Riporto solo alcune frasi. È interessante leggere tutto l’articolo. Alla fine, la strategia di Marchionne viene giudicata corretta.
Fiat’s Smart U.S. Launch Strategy — Really – Stephen Wunker – Harvard Business Review: “The automotive press has been relentlessly critical of Chrysler CEO Sergio Marcchione — savior of Chrysler and Italy’s auto industry — about Fiat’s return to the United States. The company’s initial foray, the Fiat 500, sold only about 26,000 units in its first year, far short of Marcchione’s 50,000 unit goal. Yet the carping misses the conundrum faced by companies planning market entry — for Fiat to get big in the U.S. market, it had to start tiny.
I’m not saying the launch was perfect.

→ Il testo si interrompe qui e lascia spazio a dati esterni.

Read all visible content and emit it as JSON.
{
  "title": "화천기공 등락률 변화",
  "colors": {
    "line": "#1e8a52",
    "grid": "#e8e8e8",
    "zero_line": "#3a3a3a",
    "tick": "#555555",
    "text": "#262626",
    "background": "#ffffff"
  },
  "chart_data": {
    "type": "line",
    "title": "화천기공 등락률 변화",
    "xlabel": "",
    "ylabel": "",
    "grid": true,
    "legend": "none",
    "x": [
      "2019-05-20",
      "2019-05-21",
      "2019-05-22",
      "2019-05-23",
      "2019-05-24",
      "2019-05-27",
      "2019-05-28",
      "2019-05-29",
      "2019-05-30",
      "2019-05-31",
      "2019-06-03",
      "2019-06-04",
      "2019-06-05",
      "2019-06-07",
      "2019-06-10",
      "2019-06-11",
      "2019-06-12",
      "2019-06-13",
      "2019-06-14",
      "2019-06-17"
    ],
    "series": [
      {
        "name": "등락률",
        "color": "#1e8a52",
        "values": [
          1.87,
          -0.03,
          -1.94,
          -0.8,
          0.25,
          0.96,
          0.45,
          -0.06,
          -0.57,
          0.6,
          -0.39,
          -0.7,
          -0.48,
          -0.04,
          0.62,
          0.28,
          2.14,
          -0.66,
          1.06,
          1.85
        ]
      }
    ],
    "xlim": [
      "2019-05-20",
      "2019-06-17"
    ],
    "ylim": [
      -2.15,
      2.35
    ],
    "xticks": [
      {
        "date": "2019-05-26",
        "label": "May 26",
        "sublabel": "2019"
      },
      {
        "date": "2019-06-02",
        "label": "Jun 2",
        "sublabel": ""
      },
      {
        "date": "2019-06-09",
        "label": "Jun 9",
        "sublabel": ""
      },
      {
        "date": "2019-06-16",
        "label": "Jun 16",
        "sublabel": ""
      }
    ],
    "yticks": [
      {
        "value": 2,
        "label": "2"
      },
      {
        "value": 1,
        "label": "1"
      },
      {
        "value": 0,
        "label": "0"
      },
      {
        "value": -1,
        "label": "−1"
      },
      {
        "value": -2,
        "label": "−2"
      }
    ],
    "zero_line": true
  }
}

Some dealers were in decidedly unstylish locations. Urban chic goes only so far when it’s set amid fast food restaurants and strip malls. The launch would have been stronger had it been coupled with other Fiat cars or the Alfa Romeo line, which will appear in the U.S. in the next two years. Perhaps service appointments could have been directed elsewhere, although this is where many auto dealers make the bulk of their profits. Marcchione has taken some blame for execution issues, but he doesn’t sound too sorry about the basic strategy. And he shouldn’t be.
Foothold strategies are counter-intuitive. They enable a concept to get big by intentionally starting small, in a channel dedicated to making the proposition stand out. They often target small sets of customers who are can be reached inexpensively. Because the customer is so well-defined, initial versions of the product don’t need to be all things to all people, so the concept can come to market relatively quickly and inexpensively. Feedback from initial customers can lead to rapid revisions of the idea. Even in the automotive industry, with its long development cycles and high upfront costs, Fiat could have held back on some vehicle options for its initial launch, and it could quickly revise the presentation of the 500 in its dealers and customer communications.
A foothold approach wouldn’t have been appropriate for a new Dodge minivan. But for a product attracting a new customer type, carving out a new market position, and highly reliant on image rather than pure function, it can be critical. Fiat’s initial U.S. launch may have disappointed, but the company is now set up well for long-term success.”